Alice Hoffman has written more than twenty novels, most of which are pretty good. One of my most favorite books, The Dovekeepers, is actually a Hoffman book. If you haven’t read it, its well worth the time.
For those of you working on “The Great American Novel”, here are five tips on how to begin writing.
1. Start with an image, perhaps a full moon, or a girl wearing a hooded sweat shirt running across the parkway, or two deer on the grass, startled by a sudden movement. It can be something you saw or something you dreamed. You passed by someone in the street crying. Her hair was braided and her eyes were rimmed red. You dreamed you held a bowl of strawberries and each one contained a secret, a story of its own.

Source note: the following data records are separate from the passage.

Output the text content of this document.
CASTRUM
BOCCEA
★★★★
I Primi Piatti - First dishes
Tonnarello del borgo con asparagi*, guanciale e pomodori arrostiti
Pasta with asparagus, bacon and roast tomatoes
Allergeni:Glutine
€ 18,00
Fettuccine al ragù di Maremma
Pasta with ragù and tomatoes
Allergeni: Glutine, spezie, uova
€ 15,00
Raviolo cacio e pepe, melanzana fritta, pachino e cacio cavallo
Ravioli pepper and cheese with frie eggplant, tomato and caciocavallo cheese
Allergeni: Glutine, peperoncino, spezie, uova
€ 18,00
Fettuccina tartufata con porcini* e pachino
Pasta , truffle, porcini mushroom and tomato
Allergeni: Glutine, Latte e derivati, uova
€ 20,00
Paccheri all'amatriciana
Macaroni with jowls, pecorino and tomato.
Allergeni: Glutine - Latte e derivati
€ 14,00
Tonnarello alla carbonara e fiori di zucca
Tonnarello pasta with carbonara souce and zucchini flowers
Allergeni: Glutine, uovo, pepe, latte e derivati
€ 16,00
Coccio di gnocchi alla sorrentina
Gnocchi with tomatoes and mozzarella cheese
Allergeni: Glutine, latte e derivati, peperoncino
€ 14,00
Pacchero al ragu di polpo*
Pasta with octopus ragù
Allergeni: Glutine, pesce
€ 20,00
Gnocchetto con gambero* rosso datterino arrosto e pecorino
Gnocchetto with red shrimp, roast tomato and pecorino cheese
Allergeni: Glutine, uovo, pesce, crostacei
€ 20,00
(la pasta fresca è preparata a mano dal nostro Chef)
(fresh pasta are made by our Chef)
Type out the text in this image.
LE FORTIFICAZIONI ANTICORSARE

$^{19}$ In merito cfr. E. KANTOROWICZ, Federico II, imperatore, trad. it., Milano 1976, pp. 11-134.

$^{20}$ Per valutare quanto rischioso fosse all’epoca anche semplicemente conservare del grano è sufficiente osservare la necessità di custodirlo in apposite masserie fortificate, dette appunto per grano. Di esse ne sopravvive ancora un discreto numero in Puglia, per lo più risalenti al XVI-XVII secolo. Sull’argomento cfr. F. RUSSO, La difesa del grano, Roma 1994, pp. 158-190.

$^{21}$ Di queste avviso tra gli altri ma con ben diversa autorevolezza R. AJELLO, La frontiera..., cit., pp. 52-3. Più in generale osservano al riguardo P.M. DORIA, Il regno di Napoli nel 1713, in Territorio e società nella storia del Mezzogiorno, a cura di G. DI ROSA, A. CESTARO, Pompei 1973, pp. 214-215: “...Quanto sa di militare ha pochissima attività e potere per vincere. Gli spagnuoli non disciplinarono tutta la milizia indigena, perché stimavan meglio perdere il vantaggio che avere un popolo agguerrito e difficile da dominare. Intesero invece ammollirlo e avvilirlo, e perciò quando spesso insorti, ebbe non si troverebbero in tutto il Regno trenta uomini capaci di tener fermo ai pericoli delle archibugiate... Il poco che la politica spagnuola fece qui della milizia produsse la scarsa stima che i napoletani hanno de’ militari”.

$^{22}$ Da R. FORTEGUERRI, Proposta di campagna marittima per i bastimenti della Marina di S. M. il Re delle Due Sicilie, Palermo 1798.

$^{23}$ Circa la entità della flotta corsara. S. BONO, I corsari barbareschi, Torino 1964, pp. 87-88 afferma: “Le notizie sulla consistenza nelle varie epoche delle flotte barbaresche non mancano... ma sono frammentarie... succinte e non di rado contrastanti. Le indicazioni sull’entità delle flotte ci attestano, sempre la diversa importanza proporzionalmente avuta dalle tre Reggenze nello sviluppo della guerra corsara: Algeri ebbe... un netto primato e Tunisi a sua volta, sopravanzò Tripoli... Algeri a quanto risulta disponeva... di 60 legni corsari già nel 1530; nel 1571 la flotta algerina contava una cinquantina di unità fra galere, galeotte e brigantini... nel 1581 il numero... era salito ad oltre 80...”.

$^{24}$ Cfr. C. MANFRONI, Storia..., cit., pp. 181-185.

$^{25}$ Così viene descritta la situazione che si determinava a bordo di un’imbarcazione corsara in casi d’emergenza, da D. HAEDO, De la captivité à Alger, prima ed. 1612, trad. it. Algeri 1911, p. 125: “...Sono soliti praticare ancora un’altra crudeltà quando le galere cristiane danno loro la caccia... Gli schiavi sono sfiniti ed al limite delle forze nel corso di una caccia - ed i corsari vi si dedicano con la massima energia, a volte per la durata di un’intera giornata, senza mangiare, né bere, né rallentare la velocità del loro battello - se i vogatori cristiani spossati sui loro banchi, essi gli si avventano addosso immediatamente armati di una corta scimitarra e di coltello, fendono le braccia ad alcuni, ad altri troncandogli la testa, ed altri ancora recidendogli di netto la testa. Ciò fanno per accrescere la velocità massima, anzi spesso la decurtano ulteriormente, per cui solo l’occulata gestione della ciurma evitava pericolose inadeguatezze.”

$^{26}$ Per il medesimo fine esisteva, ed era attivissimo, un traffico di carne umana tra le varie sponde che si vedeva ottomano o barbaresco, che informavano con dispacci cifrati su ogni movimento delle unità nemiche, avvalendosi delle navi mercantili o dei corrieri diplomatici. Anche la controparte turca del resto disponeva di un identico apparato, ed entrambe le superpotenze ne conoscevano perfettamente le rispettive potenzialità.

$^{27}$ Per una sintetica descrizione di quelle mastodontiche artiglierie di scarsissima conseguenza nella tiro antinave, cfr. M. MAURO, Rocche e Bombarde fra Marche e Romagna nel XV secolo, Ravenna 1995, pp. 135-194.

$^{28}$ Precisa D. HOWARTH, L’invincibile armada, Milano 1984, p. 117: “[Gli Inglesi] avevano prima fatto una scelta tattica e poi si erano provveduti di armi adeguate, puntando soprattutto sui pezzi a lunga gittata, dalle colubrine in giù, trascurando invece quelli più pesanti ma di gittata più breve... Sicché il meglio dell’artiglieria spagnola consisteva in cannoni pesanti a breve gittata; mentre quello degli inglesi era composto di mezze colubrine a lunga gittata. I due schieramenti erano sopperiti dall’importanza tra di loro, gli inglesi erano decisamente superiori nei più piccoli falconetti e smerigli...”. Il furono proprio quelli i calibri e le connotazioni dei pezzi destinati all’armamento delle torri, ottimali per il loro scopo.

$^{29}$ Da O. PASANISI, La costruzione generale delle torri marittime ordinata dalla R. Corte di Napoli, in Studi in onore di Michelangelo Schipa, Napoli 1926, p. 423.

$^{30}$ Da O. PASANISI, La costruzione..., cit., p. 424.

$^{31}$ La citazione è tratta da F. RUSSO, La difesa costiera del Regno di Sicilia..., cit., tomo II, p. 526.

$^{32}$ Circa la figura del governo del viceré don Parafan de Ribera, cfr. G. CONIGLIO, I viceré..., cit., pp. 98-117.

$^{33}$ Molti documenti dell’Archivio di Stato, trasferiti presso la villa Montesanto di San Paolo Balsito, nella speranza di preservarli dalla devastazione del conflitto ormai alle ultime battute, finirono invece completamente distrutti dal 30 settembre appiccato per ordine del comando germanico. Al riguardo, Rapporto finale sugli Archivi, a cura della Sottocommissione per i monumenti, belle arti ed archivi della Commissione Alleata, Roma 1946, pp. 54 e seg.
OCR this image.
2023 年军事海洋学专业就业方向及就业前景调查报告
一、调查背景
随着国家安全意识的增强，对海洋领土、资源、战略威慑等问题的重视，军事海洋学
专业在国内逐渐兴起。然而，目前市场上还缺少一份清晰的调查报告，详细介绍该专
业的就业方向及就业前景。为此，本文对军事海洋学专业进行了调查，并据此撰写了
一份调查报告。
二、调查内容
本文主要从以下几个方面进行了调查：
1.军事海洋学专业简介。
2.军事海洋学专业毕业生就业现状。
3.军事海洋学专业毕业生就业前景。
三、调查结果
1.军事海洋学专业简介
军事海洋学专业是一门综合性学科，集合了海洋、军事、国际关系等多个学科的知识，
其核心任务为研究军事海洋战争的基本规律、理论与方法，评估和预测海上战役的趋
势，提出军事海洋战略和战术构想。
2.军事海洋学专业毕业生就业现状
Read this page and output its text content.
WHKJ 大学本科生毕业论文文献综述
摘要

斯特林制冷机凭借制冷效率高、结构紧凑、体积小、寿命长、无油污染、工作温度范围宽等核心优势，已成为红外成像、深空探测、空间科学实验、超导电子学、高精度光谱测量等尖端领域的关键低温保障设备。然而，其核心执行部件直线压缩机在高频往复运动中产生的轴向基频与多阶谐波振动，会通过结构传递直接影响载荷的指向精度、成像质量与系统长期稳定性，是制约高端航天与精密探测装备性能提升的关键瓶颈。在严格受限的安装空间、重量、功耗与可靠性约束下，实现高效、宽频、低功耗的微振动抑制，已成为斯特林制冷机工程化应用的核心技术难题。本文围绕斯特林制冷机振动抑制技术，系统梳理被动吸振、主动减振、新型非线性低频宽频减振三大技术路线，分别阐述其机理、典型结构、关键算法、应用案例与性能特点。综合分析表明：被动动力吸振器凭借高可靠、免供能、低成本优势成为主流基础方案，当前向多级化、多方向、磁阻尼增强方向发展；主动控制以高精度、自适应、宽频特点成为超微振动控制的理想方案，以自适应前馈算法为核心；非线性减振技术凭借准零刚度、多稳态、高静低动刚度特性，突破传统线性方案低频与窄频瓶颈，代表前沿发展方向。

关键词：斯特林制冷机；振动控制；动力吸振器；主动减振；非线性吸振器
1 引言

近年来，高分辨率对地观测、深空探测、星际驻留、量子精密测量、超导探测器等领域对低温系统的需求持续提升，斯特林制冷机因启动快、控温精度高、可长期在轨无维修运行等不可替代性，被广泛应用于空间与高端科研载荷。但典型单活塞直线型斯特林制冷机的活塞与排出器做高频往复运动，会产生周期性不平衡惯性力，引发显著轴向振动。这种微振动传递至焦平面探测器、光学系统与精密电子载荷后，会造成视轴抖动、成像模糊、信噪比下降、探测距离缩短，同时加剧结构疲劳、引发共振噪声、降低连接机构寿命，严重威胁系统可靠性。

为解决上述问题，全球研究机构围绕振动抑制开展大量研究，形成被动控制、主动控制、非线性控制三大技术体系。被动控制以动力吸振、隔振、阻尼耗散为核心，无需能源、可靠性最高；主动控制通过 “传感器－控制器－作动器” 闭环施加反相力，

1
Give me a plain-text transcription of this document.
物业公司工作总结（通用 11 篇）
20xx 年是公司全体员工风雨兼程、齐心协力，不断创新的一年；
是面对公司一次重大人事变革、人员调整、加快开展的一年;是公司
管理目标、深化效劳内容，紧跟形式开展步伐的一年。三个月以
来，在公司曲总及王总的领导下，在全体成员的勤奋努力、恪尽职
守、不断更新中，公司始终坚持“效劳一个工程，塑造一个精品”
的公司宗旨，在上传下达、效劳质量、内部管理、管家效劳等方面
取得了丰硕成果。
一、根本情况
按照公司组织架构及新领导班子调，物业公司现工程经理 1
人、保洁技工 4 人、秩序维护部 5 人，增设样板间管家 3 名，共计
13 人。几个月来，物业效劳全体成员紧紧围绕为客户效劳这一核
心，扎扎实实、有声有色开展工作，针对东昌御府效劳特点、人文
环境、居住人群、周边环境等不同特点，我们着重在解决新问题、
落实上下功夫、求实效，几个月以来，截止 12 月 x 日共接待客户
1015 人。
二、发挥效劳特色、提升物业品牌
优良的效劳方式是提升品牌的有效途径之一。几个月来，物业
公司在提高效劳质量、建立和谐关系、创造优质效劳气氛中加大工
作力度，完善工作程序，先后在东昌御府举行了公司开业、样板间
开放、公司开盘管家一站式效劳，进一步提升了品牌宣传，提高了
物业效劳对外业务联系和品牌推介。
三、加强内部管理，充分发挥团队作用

2. Write lists. Start with random words, choosing the ones you love like oleander and aquamarine. Go on those that cause pinpricks of fear to rise on your skin: sorrow, graveyard, raven, slash. Write down the names of everything you’d like to find in a garden: roses, mint, rosemary, lemon verbena. List the cities you’ve always wanted to visit or the ones where you’d lived. Include street names, shops you spied when you drove through a town in New Jersey, alleyways in Boston. List the places you’ve longed for in your darkest hours: white beaches, a cafe in Paris next to Shakespeare and Company. Don’t forget names.